In 1935, the Québec government created the Syndicat national du rachat des rentes seigneuriales, or SNRRS (National Commission for the Repurchase of Seigneurial Rentes), in an effort to put an end to the seigneurial system once and for all. Its mandate was to make, on behalf of independent cities and towns and county councils, the final payments of rentes constituées to those who held seigneurial rights over their land. To achieve this, the SNRRS took out a government-secured loan and became the creditor for several municipalities in Québec. In exchange, these municipalities were required to create a special tax roll that would establish the amount of each censitaire’s annual payment to the SNRRS in addition to property taxes. The amount received was then transferred to the SNRRS to be used to repay the loan over a 41-year period. The last payment made by the municipalities to the SNRRS was in 1970. Some censitaires paid this municipal “tax,” established to replace the former system of the rente constituée, over a period of 30 years.
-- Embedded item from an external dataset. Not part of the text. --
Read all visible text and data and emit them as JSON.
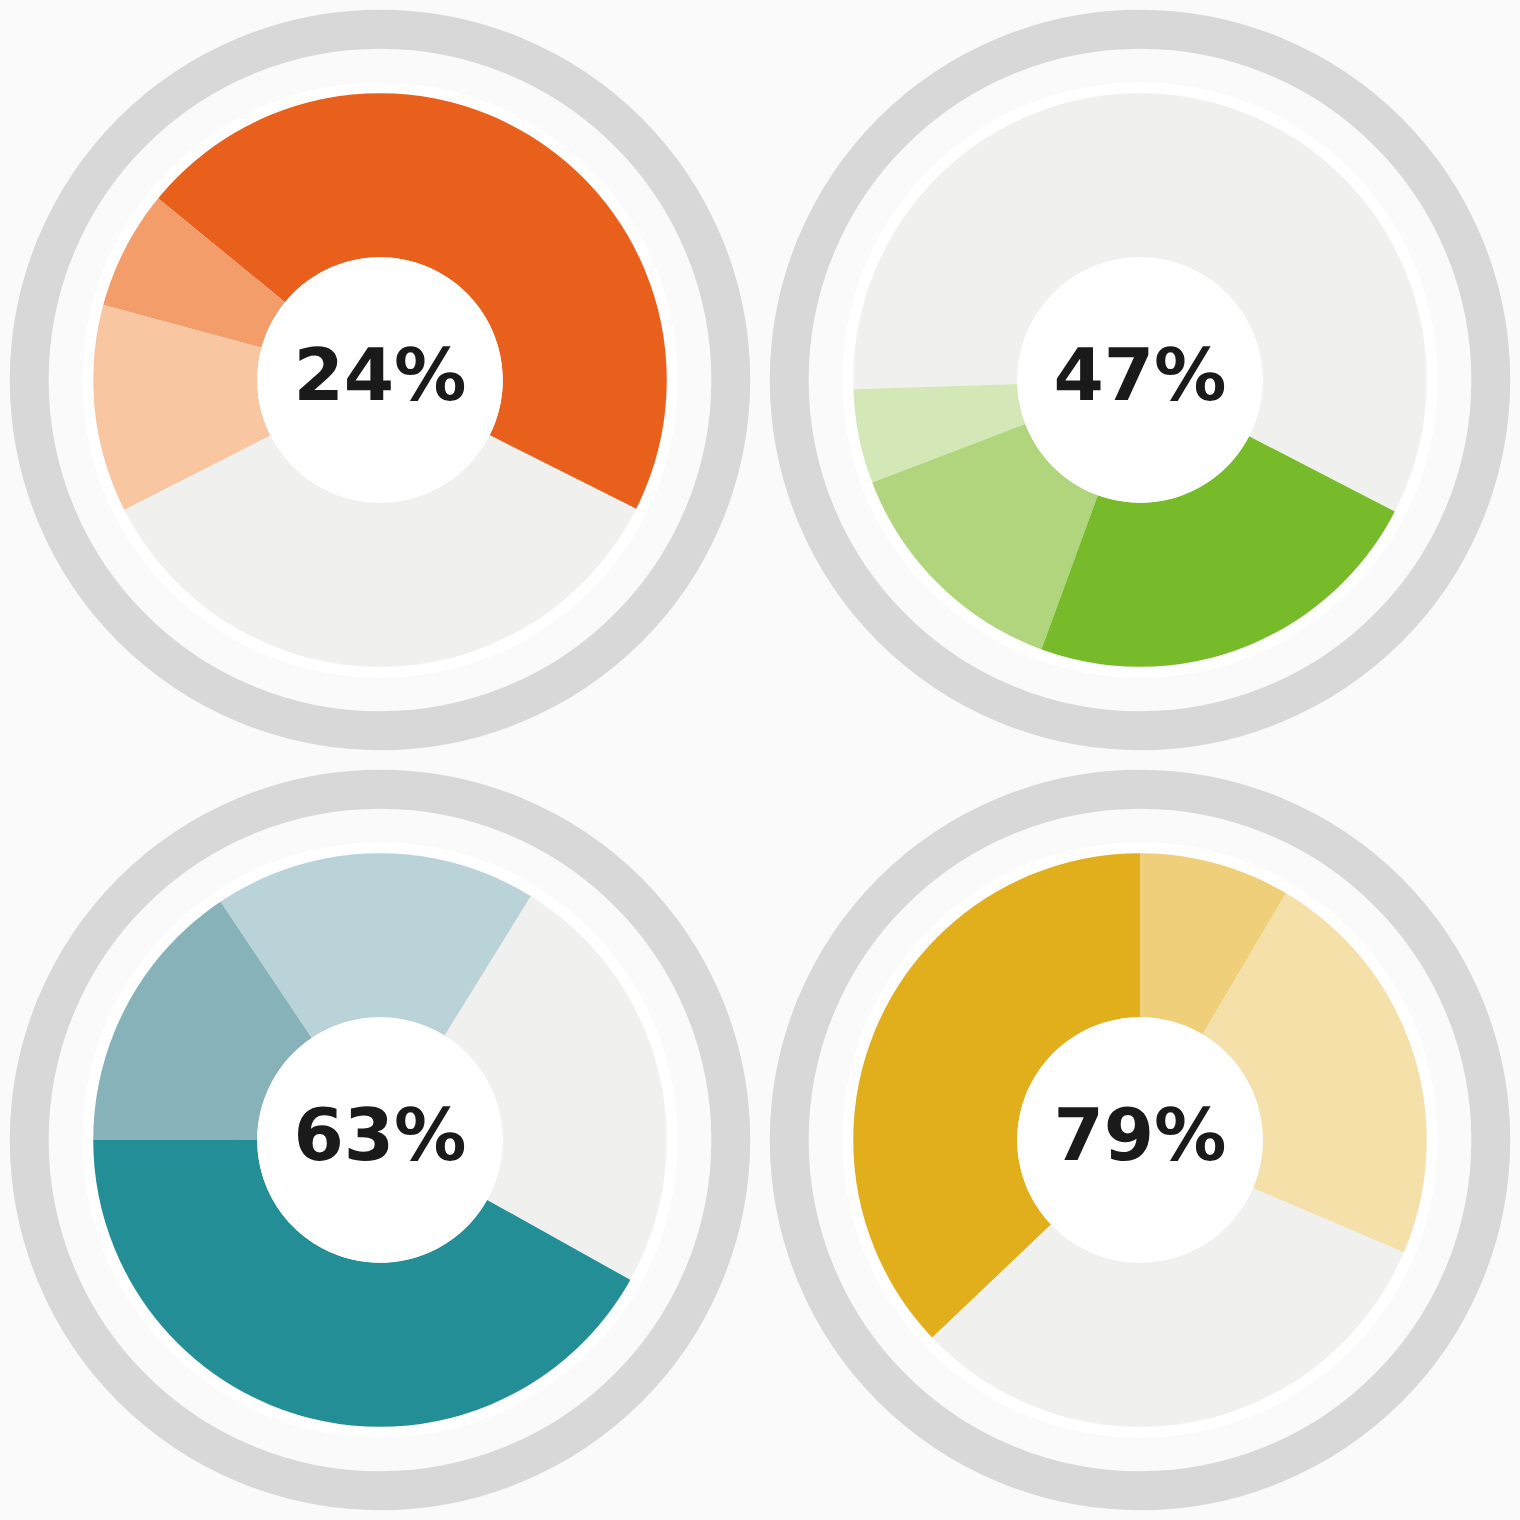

In short, the impact and importance of the seigneurial system goes beyond landscape and toponymy (see Place names). It left an important mark on the history of some municipalities in Québec. Some former seigneurs played central roles in municipal politics and became the first mayors of their localities. Furthermore, some seigneurial families continue to be remembered in Québec. For example, in the 20th century, several seigneurial honours were bestowed on descendants of seigneurial families, including Pierre Boucher of Boucherville, who was interred beneath the Sainte-Famille church in Boucherville in 1957. Perceptions of the Tessier family of Beauport and the Taschereau family of Sainte-Marie de Beauce are influenced by their ties to the seigneurial system.